A declaração é do curador Marcus de Lontra Costa sobre a exposição Farnese de Andrade – Arqueologia existencial, que relembra a trajetória de um dos mais expressivos artistas mineiros e será aberta amanhã na Grande Galeria Alberto da Veiga Guignard, no Palácio das Artes.

Depois de passar por São Paulo e Brasília, em formato reduzido, a mostra chega a Belo Horizonte completa – com 95 objetos, produzidos entre as décadas de 1970 e 1990, que evidenciam quatro instâncias da vida de Farnese: a religião, a sexualidade, a razão e a loucura.

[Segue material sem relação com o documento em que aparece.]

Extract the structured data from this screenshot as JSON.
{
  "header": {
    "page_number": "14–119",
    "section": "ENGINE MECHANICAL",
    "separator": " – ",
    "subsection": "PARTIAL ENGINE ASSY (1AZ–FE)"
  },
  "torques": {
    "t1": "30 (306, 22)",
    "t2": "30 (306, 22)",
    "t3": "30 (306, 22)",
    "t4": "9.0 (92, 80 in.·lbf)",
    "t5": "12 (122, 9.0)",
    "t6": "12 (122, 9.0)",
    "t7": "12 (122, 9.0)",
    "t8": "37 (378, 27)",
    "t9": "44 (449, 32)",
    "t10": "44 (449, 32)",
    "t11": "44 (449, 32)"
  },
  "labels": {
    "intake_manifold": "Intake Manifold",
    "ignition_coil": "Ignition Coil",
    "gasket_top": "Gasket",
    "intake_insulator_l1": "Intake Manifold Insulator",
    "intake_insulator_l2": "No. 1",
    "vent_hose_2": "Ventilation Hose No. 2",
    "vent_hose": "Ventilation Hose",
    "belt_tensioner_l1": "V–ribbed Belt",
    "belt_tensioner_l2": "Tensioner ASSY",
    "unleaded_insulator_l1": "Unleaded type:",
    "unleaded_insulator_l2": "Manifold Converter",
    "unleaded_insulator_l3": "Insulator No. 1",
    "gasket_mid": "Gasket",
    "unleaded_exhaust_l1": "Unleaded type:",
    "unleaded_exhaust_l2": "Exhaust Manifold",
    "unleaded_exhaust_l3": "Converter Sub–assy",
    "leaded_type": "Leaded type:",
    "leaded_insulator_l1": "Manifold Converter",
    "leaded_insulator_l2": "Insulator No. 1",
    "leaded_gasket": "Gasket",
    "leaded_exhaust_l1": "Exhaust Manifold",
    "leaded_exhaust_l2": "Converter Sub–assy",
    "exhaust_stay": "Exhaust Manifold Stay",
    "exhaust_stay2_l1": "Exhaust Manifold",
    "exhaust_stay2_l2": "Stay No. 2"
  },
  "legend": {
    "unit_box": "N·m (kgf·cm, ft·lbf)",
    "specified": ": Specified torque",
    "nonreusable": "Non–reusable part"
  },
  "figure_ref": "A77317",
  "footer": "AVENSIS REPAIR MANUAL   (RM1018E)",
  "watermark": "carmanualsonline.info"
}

“E todas elas despertam ao mesmo tempo o sentimento de libertação e aprisionamento. Farnese de Andrade tinha essa coisa da dualidade e foi o artista responsável por trazer o lado surreal e obscuro para o cenário da arte brasileira”, diz Lontra Costa.

Reconhecido pelo uso inventivo de objetos e assemblagens – colagem ou composição artística feita com materiais ou objetos diversos –, o artista, nascido em Araguari, no Triângulo Mineiro, em 1926, utilizava cores fortes e formas irregulares. Por isso, suas criações são tão abstratas e feitas a partir de objetos envelhecidos e rudimentares, como restos de madeira e pedaços de santos, feitos de gesso e plástico, cabeças e corpos de bonecas corroídos pelo mar, além de velhos retratos de família e postais.

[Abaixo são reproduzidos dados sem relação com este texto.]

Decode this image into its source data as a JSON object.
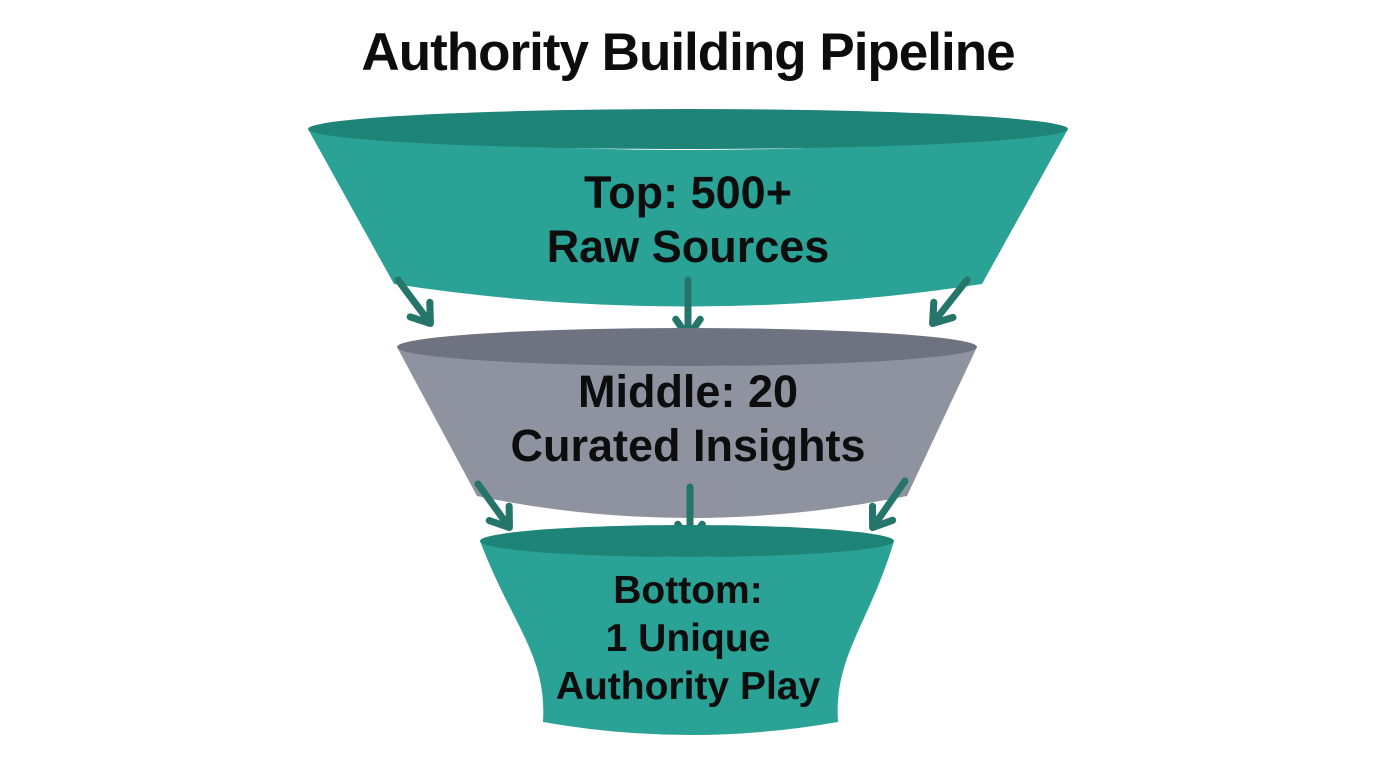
{
  "title": "Authority Building Pipeline",
  "colors": {
    "background": "#ffffff",
    "teal_body": "#2aa396",
    "teal_rim": "#1f8478",
    "gray_body": "#8f93a0",
    "gray_rim": "#6f7280",
    "arrow": "#25756a",
    "text": "#0d0d0d"
  },
  "funnel": {
    "type": "funnel",
    "direction": "top-to-bottom",
    "stages": [
      {
        "name": "top",
        "label_lines": [
          "Top: 500+",
          "Raw Sources"
        ],
        "value": "500+",
        "description": "Raw Sources",
        "color": "teal"
      },
      {
        "name": "middle",
        "label_lines": [
          "Middle: 20",
          "Curated Insights"
        ],
        "value": "20",
        "description": "Curated Insights",
        "color": "gray"
      },
      {
        "name": "bottom",
        "label_lines": [
          "Bottom:",
          "1 Unique",
          "Authority Play"
        ],
        "value": "1",
        "description": "Unique Authority Play",
        "color": "teal"
      }
    ]
  }
}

“Farnese costumava catar os mais variados tipos de quinquilharias em antiquários, ferros-velhos, depósitos e até nas praias. Ele dava outra configuração a esses objetos e os transformava em arte”, diz o curador.

Marcus Lontra Costa cita relação ambígua de Farnese com a mãe, presente em seu trabalho. “Ele tinha uma frase sarcástica que resumia bem esse relacionamento materno: ‘Mãe é o pior negócio do mundo. Você ocupa o imóvel durante nove meses e passa a vida pagando’.”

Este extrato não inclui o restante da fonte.